Schunk Electronic Solutions ist Komponentenhersteller (Lineareinheiten) sowie auch Maschinenbauer für diverse Anwendungen, in denen Linearmotoren zum Einsatz kommen. Bei den Nutzentrennern kommt es auf hohe Präzision und Prozesssicherheit beim Fräsen und Sägen der teils winzigen Leiterplattenelemente an. Die Positionierung von Werkstück und Fräser muss absolut exakt sein. Dafür sorgen MagLine absolute magnetische Messsysteme der SIKO GmbH. Die bisherige Fertigungssituation beschreibt Stefan Weiner, Entwicklung Antriebstechnik bei Schunk Electronic Solutions: „In unseren Nutzentrennmaschinen arbeiten wir mit einer Siemens-Steuerung, die auf der Siemens-eigenen DRIVE-CLiQ-Schnittstelle basiert. Das bisherige absolute magnetische SIKO-Messsystem, das wir verwendeten, war jedoch damit nicht kompatibel, da es auf SSI-Technik ausgelegt war. Wir mussten mit Umsetzern arbeiten, die das Signal dann für DRIVE-CLiQ aufbereiteten. Das bedeutete einen hohen Verdrahtungsaufwand in der Maschine, da die Verbindungsboxen maximal drei Meter von der Achse entfernt sitzen dürfen – und dementsprechend wurden zusätzliche Kosten verursacht.“
Neuheit: Erster Magnetsensor mit Safety-Zertifizierung
Schunk suchte nach einer kostengünstigeren und einfacheren Lösung. Mit SIKO als Partner wurde die Sensorlösung auf Basis der Siemens-Schnittstelle DRIVE-CLiQ entwickelt. Das Besondere an der DRIVE-CLiQ-Technologie ist die SIL-Fähigkeit. Die Schnittstelle erlaubt also, geforderte Sicherheitsfunktionen zu realisieren. Das Ergebnis der Weiterentwicklung ist der Magnetsensor MSA111C mit DRIVE-CLiQ-Funktion, der SIL2-zertifiziert ist. „Ein Alleinstellungsmerkmal“, so Andreas Wiessler, Leiter der Business Unit MagLine (magnetische Messtechnik) SIKO GmbH. „Wir haben den ersten absolut messenden Magnetsensor in offener Bauweise entwickelt, d. h. bei dem Maßstab und Elektronik mechanisch komplett entkoppelt sind, der über eine Sicherheitszertifizierung verfügt.“ Und der Einsatz hat für Schunk den gewünschten Effekt: Zum einen konnte so eine deutliche Kostenersparnis erzielt werden. Zum anderen erleichtert die integrierte DRIVE-CLiQ-Funktion die Inbetriebnahme des Sensors und die Kommunikation. Auf Umsetzer kann komplett verzichtet werden. Das SIKO-Messsystem wird direkt an den Regler als Plug-and-Play-Lösung angekoppelt. Alle DRIVE-CLiQ-Teilnehmer werden nun vom Umrichter erkannt und im System automatisch angelegt, während die SSI-Schnittstelle zuvor von Hand konfiguriert werden musste, um zu funktionieren.

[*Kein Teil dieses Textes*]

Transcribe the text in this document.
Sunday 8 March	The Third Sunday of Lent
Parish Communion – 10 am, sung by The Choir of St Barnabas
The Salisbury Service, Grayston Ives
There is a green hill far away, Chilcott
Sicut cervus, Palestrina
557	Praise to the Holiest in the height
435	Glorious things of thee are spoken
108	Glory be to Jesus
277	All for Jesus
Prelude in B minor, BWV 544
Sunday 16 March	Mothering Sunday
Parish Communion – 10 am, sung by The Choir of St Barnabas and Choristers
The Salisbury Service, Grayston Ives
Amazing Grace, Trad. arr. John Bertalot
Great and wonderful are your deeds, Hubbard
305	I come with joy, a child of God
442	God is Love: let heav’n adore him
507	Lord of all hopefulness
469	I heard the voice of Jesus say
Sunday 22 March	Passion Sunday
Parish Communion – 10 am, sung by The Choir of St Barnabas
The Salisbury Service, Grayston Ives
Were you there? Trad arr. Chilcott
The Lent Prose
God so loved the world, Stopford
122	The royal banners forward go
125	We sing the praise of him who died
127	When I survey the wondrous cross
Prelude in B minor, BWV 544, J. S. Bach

Der Magnetsensor übernimmt wichtige sicherheitsrelevante Funktionen in der Anwendung, die Überwachung von Position und Geschwindigkeit. Dabei kommt er an verschiedenen Stellen der Nutzentrennmaschine zum Einsatz, zunächst zur Positionsbestimmung der Werkstückträger. Die Maschine besteht aus zwei Schubladen (die Shuttlesysteme), in denen die Werkstückträger auf jeweils einer Linearachse befestigt sind. Diese Achse besteht aus einem X‑Profil, auf denen die Führungsschlitten für die Werkstückträger laufen. Die Nutzenleiterplatten mit den maximalen Abmessungen von 350 mm Breite und 430 mm Länge werden manuell auf die Werkstückträger aufgelegt. Die Linearachse befördert den Werkstückträger mit dem Nutzen unter den Fräskopf. Dort übernimmt die Achse die Bearbeitungsbewegungen des CNC-Programms in Y- Richtung. Der Fräskopf ist auf einem weiteren Linearmotor befestigt, der die X‑Richtung des CNC-Programms übernimmt. In beiden Achsen befindet sich zur Positionsbestimmung des Laufschlittens an der Seite des X‑Profils eine Nut mit dem eingeklebten absolut kodierten Magnetband. Der Sensorkopf selbst sitzt im Laufschlitten, der über die Laufführung mit dem Band fährt, die Positionen abtastet und das Signal an die übergeordnete Steuerung weitergibt.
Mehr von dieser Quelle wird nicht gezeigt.